BusinessHow to Utilize User Story in Your Product Development

How to Utilize User Story in Your Product Development

According to studies, 63% of people remember the stories they hear.

Developing a successful software product means taking on the perspective of your target users.

However, it can be difficult to understand users through traditional market research methods.

Utilizing user story in your product development can help you better understand your target users and their needs.

Not sure how to do this? Keep reading for our complete guide on how to user stories examples and their customer journey in improving your product.

More Isn’t Always Better

You may be experience architects, however, a thorough description of everything a user would do is certainly not needed and it’s seldom what gets utilized. If there’s too much detail, it can cause feature creep.

The best user story has just enough details so that the developer knows what to design.

With those user stories, developers can proceed knowing exactly what they should be designing and developing before the next iteration review.

And as a result, you’ll get a better product faster than if you’d attempted to capture every detail upfront.

The best user story describes: who (the actor), what (action or task), and why (objectives for this action).

Anything that exposes the motivations of your software user is also helpful and if there’s one thing you should do, it’s to interview at least two users about their experiences.

Gain perspective from multiple sources and attempt to correlate them together if possible.

The Simplest Design Is Always the Best Approach

It would certainly be ideal if we could schedule a time to design and test every possible feature that could exist in your product. But this is not feasible, especially when you’re working with a limited budget.  

That’s why it’s better to focus on the main features since these will be most likely to make or break the success of your product.

Many common tasks (especially core tasks) should be tested initially by users to determine if they’ll use these features.

If they won’t, remove them from the project rather than spending more money developing something they’re just going to ignore.

Then add only those features that people would truly use and benefit from in their day-to-day lives.

Don’t Forget About Special Cases

Even minor details can be important. For example, if a user story requires the user to create an account, then this could go wrong in several ways:

  • The password is too short or not complex enough
  • The username is already taken and the system won’t let them use it
  • Account activation doesn’t work properly

And all of these things can lead users to become frustrated, which means they may never come back for future updates.

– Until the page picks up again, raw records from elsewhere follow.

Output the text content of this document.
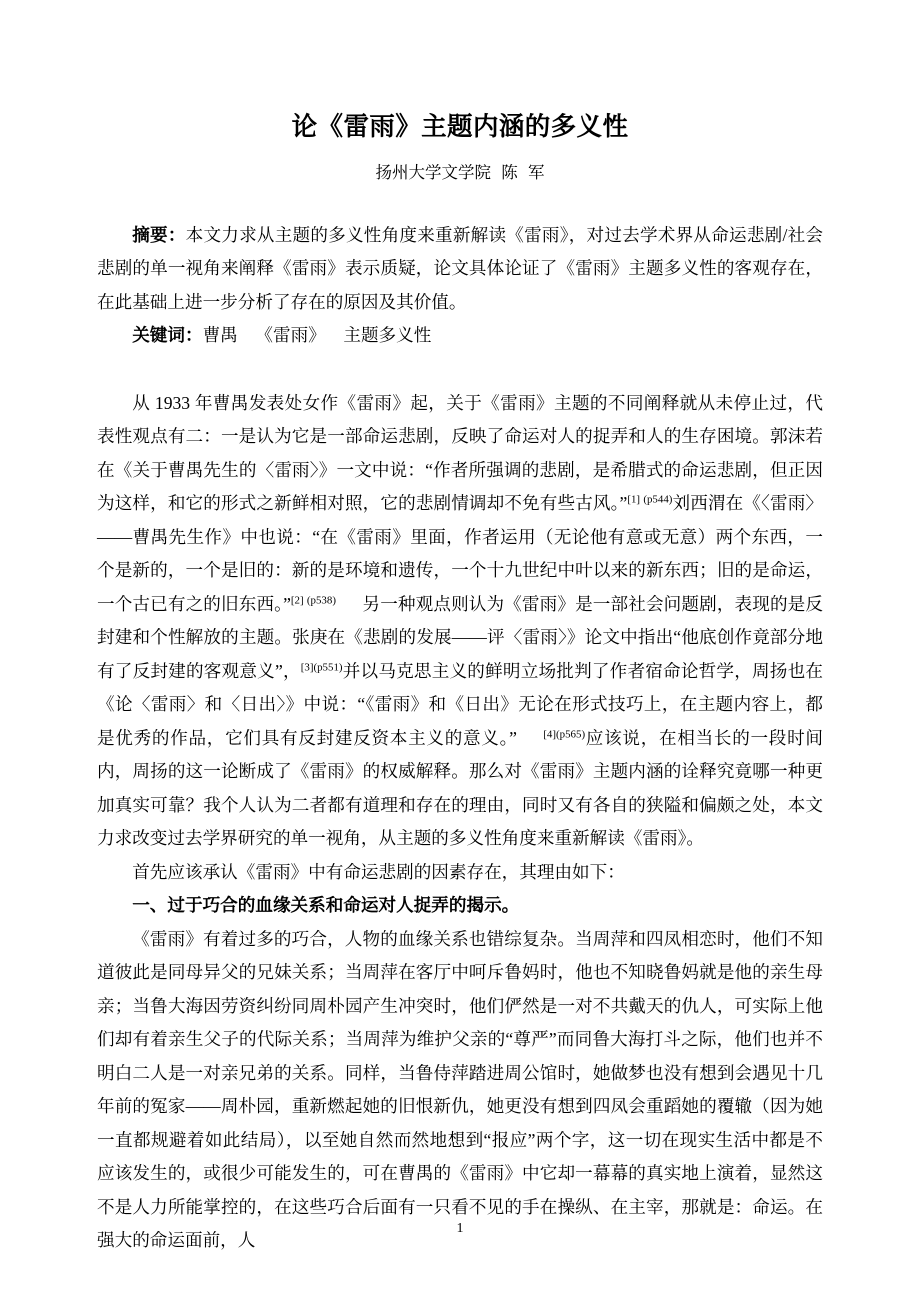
论《雷雨》主题内涵的多义性

扬州大学文学院 陈 军

摘要：本文力求从主题的多义性角度来重新解读《雷雨》，对过去学术界从命运悲剧/社会悲剧的单一视角来阐释《雷雨》表示质疑，论文具体论证了《雷雨》主题多义性的客观存在，在此基础上进一步分析了存在的原因及其价值。

关键词：曹禺 《雷雨》 主题多义性

从 1933 年曹禺发表处女作《雷雨》起，关于《雷雨》主题的不同阐释就从未停止过，代表性观点有二：一是认为它是一部命运悲剧，反映了命运对人的捉弄和人的生存困境。郭沫若在《关于曹禺先生的〈雷雨〉》一文中说：“作者所强调的悲剧，是希腊式的命运悲剧，但正因为这样，和它的形式之新鲜相对照，它的悲剧情调却不免有些古风。”[1] $^{(p544)}$刘西渭在《〈雷雨〉——曹禺先生作》中也说：“在《雷雨》里面，作者运用（无论他有意或无意）两个东西，一个是新的，一个是旧的：新的是环境和遗传，一个十九世纪中叶以来的新东西；旧的是命运，一个古已有之的旧东西。”[2] $^{(p538)}$ 另一种观点则认为《雷雨》是一部社会问题剧，表现的是反封建和个性解放的主题。张庚在《悲剧的发展——评〈雷雨〉》论文中指出“他底创作竟部分地有了反封建的客观意义”，$^{[3](p551)}$并以马克思主义的鲜明立场批判了作者宿命论哲学，周扬也在《论〈雷雨〉和〈日出〉》中说：“《雷雨》和《日出》无论在形式技巧上，在主题内容上，都是优秀的作品，它们具有反封建反资本主义的意义。” $^{[4](p565)}$应该说，在相当长的一段时间内，周扬的这一论断成了《雷雨》的权威解释。那么对《雷雨》主题内涵的诠释究竟哪一种更加真实可靠？我个人认为二者都有道理和存在的理由，同时又有各自的狭隘和偏颇之处，本文力求改变过去学界研究的单一视角，从主题的多义性角度来重新解读《雷雨》。

首先应该承认《雷雨》中有命运悲剧的因素存在，其理由如下：

一、过于巧合的血缘关系和命运对人捉弄的揭示。

《雷雨》有着过多的巧合，人物的血缘关系也错综复杂。当周萍和四凤相恋时，他们不知道彼此是同母异父的兄妹关系；当周萍在客厅中呵斥鲁妈时，他也不知晓鲁妈就是他的亲生母亲；当鲁大海因劳资纠纷同周朴园产生冲突时，他们俨然是一对不共戴天的仇人，可实际上他们却有着亲生父子的代际关系；当周萍为维护父亲的“尊严”而同鲁大海打斗之际，他们也并不明白二人是一对亲兄弟的关系。同样，当鲁侍萍踏进周公馆时，她做梦也没有想到会遇见十几年前的冤家——周朴园，重新燃起她的旧恨新仇，她更没有想到四凤会重蹈她的覆辙（因为她一直都规避着如此结局），以至她自然而然地想到“报应”两个字，这一切在现实生活中都是不应该发生的，或很少可能发生的，可在曹禺的《雷雨》中它却一幕幕的真实地上演着，显然这不是人力所能掌控的，在这些巧合后面有一只看不见的手在操纵、在主宰，那就是：命运。在强大的命运面前，人

1
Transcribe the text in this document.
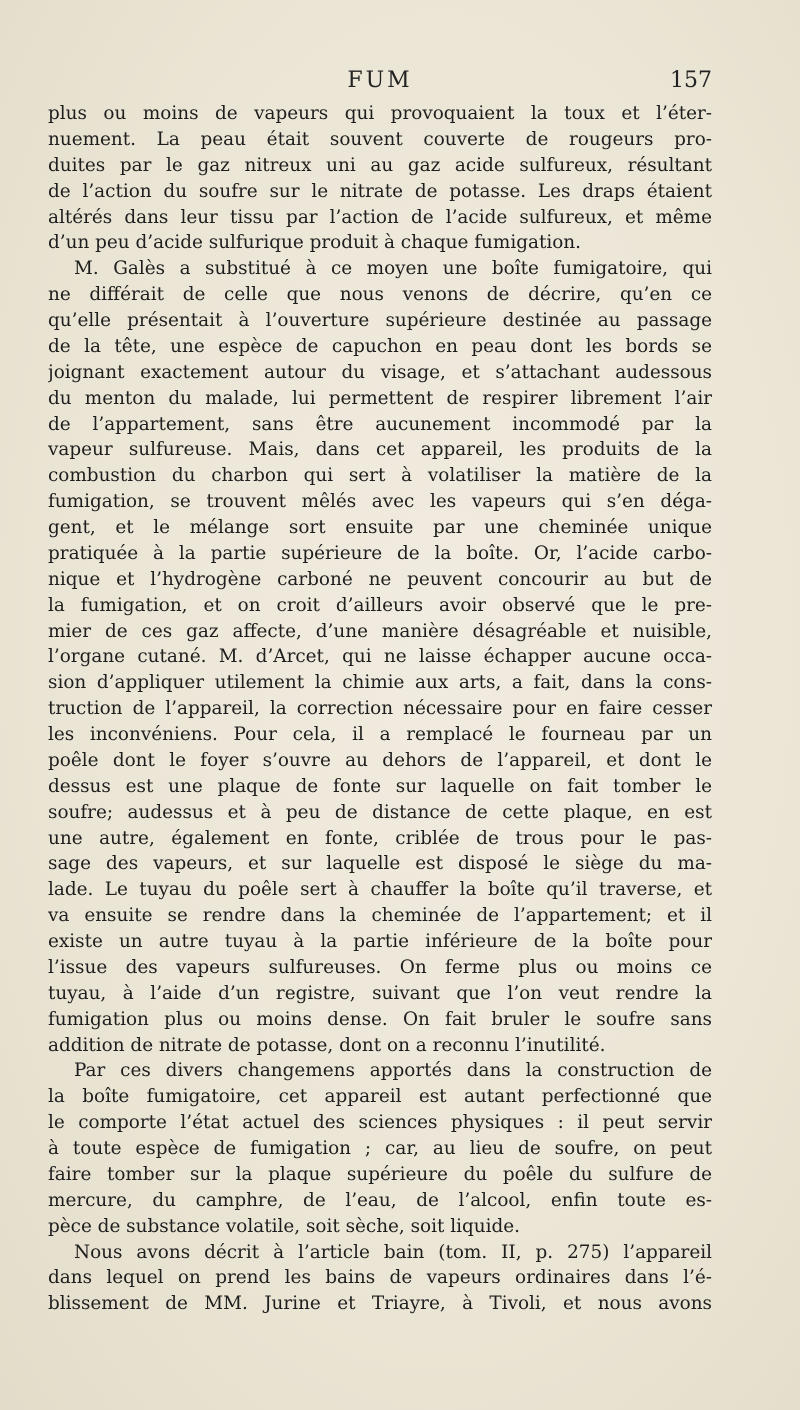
FUM	157
plus ou moins de vapeurs qui provoquaient la toux et l’éter-
nuement. La peau était souvent couverte de rougeurs pro-
duites par le gaz nitreux uni au gaz acide sulfureux, résultant
de l’action du soufre sur le nitrate de potasse. Les draps étaient
altérés dans leur tissu par l’action de l’acide sulfureux, et même
d’un peu d’acide sulfurique produit à chaque fumigation.
M. Galès a substitué à ce moyen une boîte fumigatoire, qui
ne différait de celle que nous venons de décrire, qu’en ce
qu’elle présentait à l’ouverture supérieure destinée au passage
de la tête, une espèce de capuchon en peau dont les bords se
joignant exactement autour du visage, et s’attachant audessous
du menton du malade, lui permettent de respirer librement l’air
de l’appartement, sans être aucunement incommodé par la
vapeur sulfureuse. Mais, dans cet appareil, les produits de la
combustion du charbon qui sert à volatiliser la matière de la
fumigation, se trouvent mêlés avec les vapeurs qui s’en déga-
gent, et le mélange sort ensuite par une cheminée unique
pratiquée à la partie supérieure de la boîte. Or, l’acide carbo-
nique et l’hydrogène carboné ne peuvent concourir au but de
la fumigation, et on croit d’ailleurs avoir observé que le pre-
mier de ces gaz affecte, d’une manière désagréable et nuisible,
l’organe cutané. M. d’Arcet, qui ne laisse échapper aucune occa-
sion d’appliquer utilement la chimie aux arts, a fait, dans la cons-
truction de l’appareil, la correction nécessaire pour en faire cesser
les inconvéniens. Pour cela, il a remplacé le fourneau par un
poêle dont le foyer s’ouvre au dehors de l’appareil, et dont le
dessus est une plaque de fonte sur laquelle on fait tomber le
soufre; audessus et à peu de distance de cette plaque, en est
une autre, également en fonte, criblée de trous pour le pas-
sage des vapeurs, et sur laquelle est disposé le siège du ma-
lade. Le tuyau du poêle sert à chauffer la boîte qu’il traverse, et
va ensuite se rendre dans la cheminée de l’appartement; et il
existe un autre tuyau à la partie inférieure de la boîte pour
l’issue des vapeurs sulfureuses. On ferme plus ou moins ce
tuyau, à l’aide d’un registre, suivant que l’on veut rendre la
fumigation plus ou moins dense. On fait bruler le soufre sans
addition de nitrate de potasse, dont on a reconnu l’inutilité.
Par ces divers changemens apportés dans la construction de
la boîte fumigatoire, cet appareil est autant perfectionné que
le comporte l’état actuel des sciences physiques : il peut servir
à toute espèce de fumigation ; car, au lieu de soufre, on peut
faire tomber sur la plaque supérieure du poêle du sulfure de
mercure, du camphre, de l’eau, de l’alcool, enfin toute es-
pèce de substance volatile, soit sèche, soit liquide.
Nous avons décrit à l’article bain (tom. II, p. 275) l’appareil
dans lequel on prend les bains de vapeurs ordinaires dans l’é-
blissement de MM. Jurine et Triayre, à Tivoli, et nous avons
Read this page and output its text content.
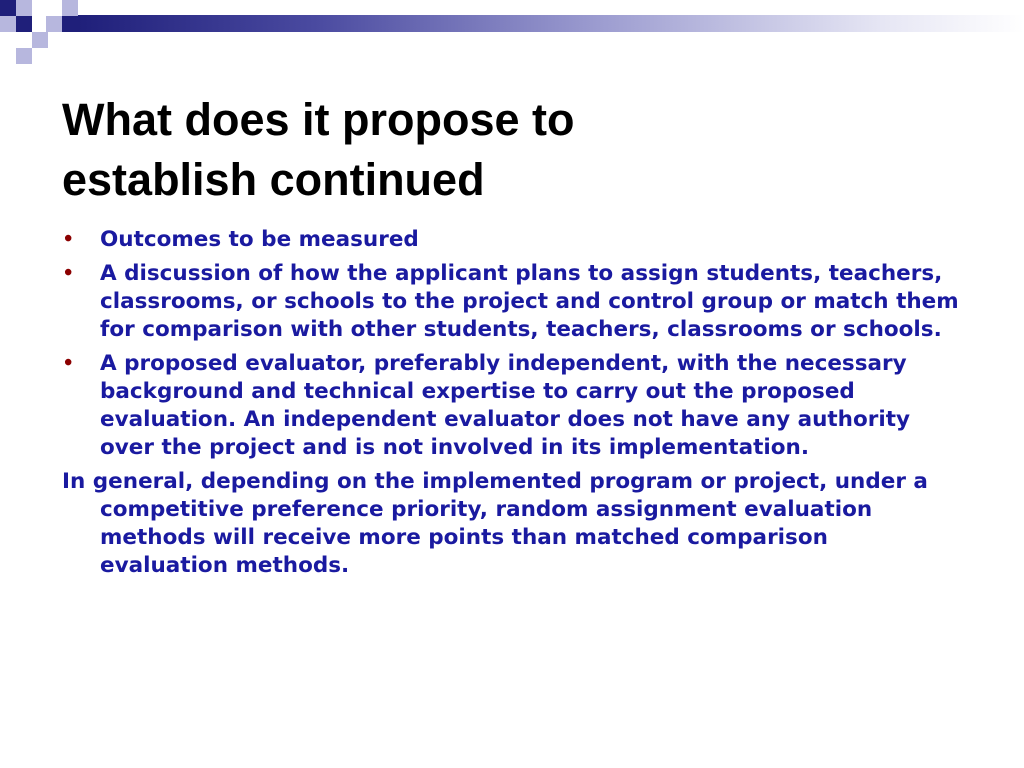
What does it propose to
establish continued
• Outcomes to be measured
• A discussion of how the applicant plans to assign students, teachers, classrooms, or schools to the project and control group or match them for comparison with other students, teachers, classrooms or schools.
• A proposed evaluator, preferably independent, with the necessary background and technical expertise to carry out the proposed evaluation. An independent evaluator does not have any authority over the project and is not involved in its implementation.

In general, depending on the implemented program or project, under a competitive preference priority, random assignment evaluation methods will receive more points than matched comparison evaluation methods.
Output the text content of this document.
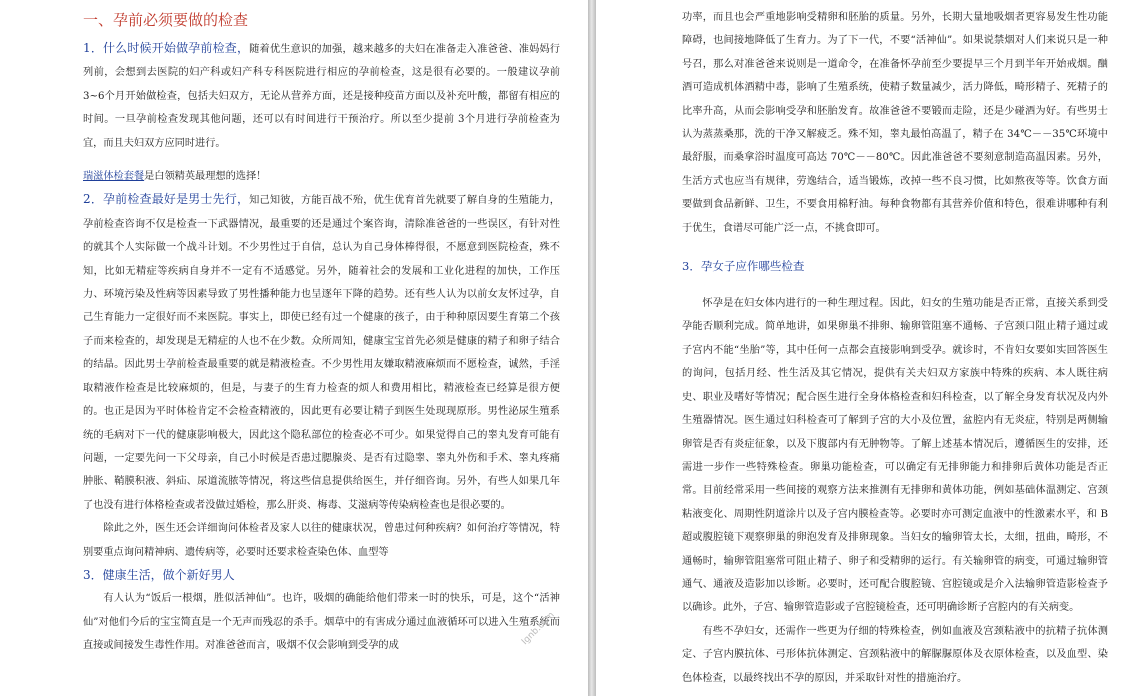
一、孕前必须要做的检查

1．什么时候开始做孕前检查，随着优生意识的加强，越来越多的夫妇在准备走入准爸爸、准妈妈行列前，会想到去医院的妇产科或妇产科专科医院进行相应的孕前检查，这是很有必要的。一般建议孕前 3~6个月开始做检查，包括夫妇双方，无论从营养方面，还是接种疫苗方面以及补充叶酸，都留有相应的时间。一旦孕前检查发现其他问题，还可以有时间进行干预治疗。所以至少提前 3个月进行孕前检查为宜，而且夫妇双方应同时进行。

瑞滋体检套餐是白领精英最理想的选择！

2．孕前检查最好是男士先行，知己知彼，方能百战不殆，优生优育首先就要了解自身的生殖能力，孕前检查咨询不仅是检查一下武器情况，最重要的还是通过个案咨询，清除准爸爸的一些误区，有针对性的就其个人实际做一个战斗计划。不少男性过于自信，总认为自己身体棒得很，不愿意到医院检查，殊不知，比如无精症等疾病自身并不一定有不适感觉。另外，随着社会的发展和工业化进程的加快，工作压力、环境污染及性病等因素导致了男性播种能力也呈逐年下降的趋势。还有些人认为以前女友怀过孕，自己生育能力一定很好而不来医院。事实上，即使已经有过一个健康的孩子，由于种种原因要生育第二个孩子而来检查的，却发现是无精症的人也不在少数。众所周知，健康宝宝首先必须是健康的精子和卵子结合的结晶。因此男士孕前检查最重要的就是精液检查。不少男性用友嫌取精液麻烦而不愿检查，诚然，手淫取精液作检查是比较麻烦的，但是，与妻子的生育力检查的烦人和费用相比，精液检查已经算是很方便的。也正是因为平时体检肯定不会检查精液的，因此更有必要让精子到医生处现现原形。男性泌尿生殖系统的毛病对下一代的健康影响极大，因此这个隐私部位的检查必不可少。如果觉得自己的睾丸发育可能有问题，一定要先问一下父母亲，自己小时候是否患过腮腺炎、是否有过隐睾、睾丸外伤和手术、睾丸疼痛肿胀、鞘膜积液、斜疝、尿道流脓等情况，将这些信息提供给医生，并仔细咨询。另外，有些人如果几年了也没有进行体格检查或者没做过婚检，那么肝炎、梅毒、艾滋病等传染病检查也是很必要的。

除此之外，医生还会详细询问体检者及家人以往的健康状况，曾患过何种疾病？如何治疗等情况，特别要重点询问精神病、遗传病等，必要时还要求检查染色体、血型等

3．健康生活，做个新好男人

有人认为“饭后一根烟，胜似活神仙”。也许，吸烟的确能给他们带来一时的快乐，可是，这个“活神仙”对他们今后的宝宝简直是一个无声而残忍的杀手。烟草中的有害成分通过血液循环可以进入生殖系统而直接或间接发生毒性作用。对准爸爸而言，吸烟不仅会影响到受孕的成

功率，而且也会严重地影响受精卵和胚胎的质量。另外，长期大量地吸烟者更容易发生性功能障碍，也间接地降低了生育力。为了下一代，不要“活神仙”。如果说禁烟对人们来说只是一种号召，那么对准爸爸来说则是一道命令，在准备怀孕前至少要提早三个月到半年开始戒烟。酗酒可造成机体酒精中毒，影响了生殖系统，使精子数量减少，活力降低，畸形精子、死精子的比率升高，从而会影响受孕和胚胎发育。故准爸爸不要锻而走险，还是少碰酒为好。有些男士认为蒸蒸桑那，洗的干净又解疲乏。殊不知，睾丸最怕高温了，精子在 34℃－－35℃环境中最舒服，而桑拿浴时温度可高达 70℃－－80℃。因此准爸爸不要刻意制造高温因素。另外，生活方式也应当有规律，劳逸结合，适当锻炼，改掉一些不良习惯，比如熬夜等等。饮食方面要做到食品新鲜、卫生，不要食用棉籽油。每种食物都有其营养价值和特色，很难讲哪种有利于优生，食谱尽可能广泛一点，不挑食即可。

3．孕女子应作哪些检查

怀孕是在妇女体内进行的一种生理过程。因此，妇女的生殖功能是否正常，直接关系到受孕能否顺利完成。简单地讲，如果卵巢不排卵、输卵管阻塞不通畅、子宫颈口阻止精子通过或子宫内不能“坐胎”等，其中任何一点都会直接影响到受孕。就诊时，不肯妇女要如实回答医生的询问，包括月经、性生活及其它情况，提供有关夫妇双方家族中特殊的疾病、本人既往病史、职业及嗜好等情况；配合医生进行全身体格检查和妇科检查，以了解全身发育状况及内外生殖器情况。医生通过妇科检查可了解到子宫的大小及位置，盆腔内有无炎症，特别是两侧输卵管是否有炎症征象，以及下腹部内有无肿物等。了解上述基本情况后，遵循医生的安排，还需进一步作一些特殊检查。卵巢功能检查，可以确定有无排卵能力和排卵后黄体功能是否正常。目前经常采用一些间接的观察方法来推测有无排卵和黄体功能，例如基础体温测定、宫颈粘液变化、周期性阴道涂片以及子宫内膜检查等。必要时亦可测定血液中的性激素水平，和 B超或腹腔镜下观察卵巢的卵泡发育及排卵现象。当妇女的输卵管太长，太细，扭曲，畸形，不通畅时，输卵管阻塞常可阻止精子、卵子和受精卵的运行。有关输卵管的病变，可通过输卵管通气、通液及造影加以诊断。必要时，还可配合腹腔镜、宫腔镜或是介入法输卵管造影检查予以确诊。此外，子宫、输卵管造影或子宫腔镜检查，还可明确诊断子宫腔内的有关病变。

有些不孕妇女，还需作一些更为仔细的特殊检查，例如血液及宫颈粘液中的抗精子抗体测定、子宫内膜抗体、弓形体抗体测定、宫颈粘液中的解脲脲原体及衣原体检查，以及血型、染色体检查，以最终找出不孕的原因，并采取针对性的措施治疗。

Ignb.com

If you’re adding any new features that impact how your users interact with your software, always test those as thoroughly as possible to avoid such problems down the road.

Not All Features Are Made Equal

Some changes should still be considered a higher priority than others. If you notice that certain features aren’t being used, then they should be de-prioritized and reevaluated later on before making final decisions.

Create Your User Story Today

As you can see, a user story is a powerful tool for understanding your target users. By taking on the perspective of the user and developing your product towards them, you’re much more likely to be successful.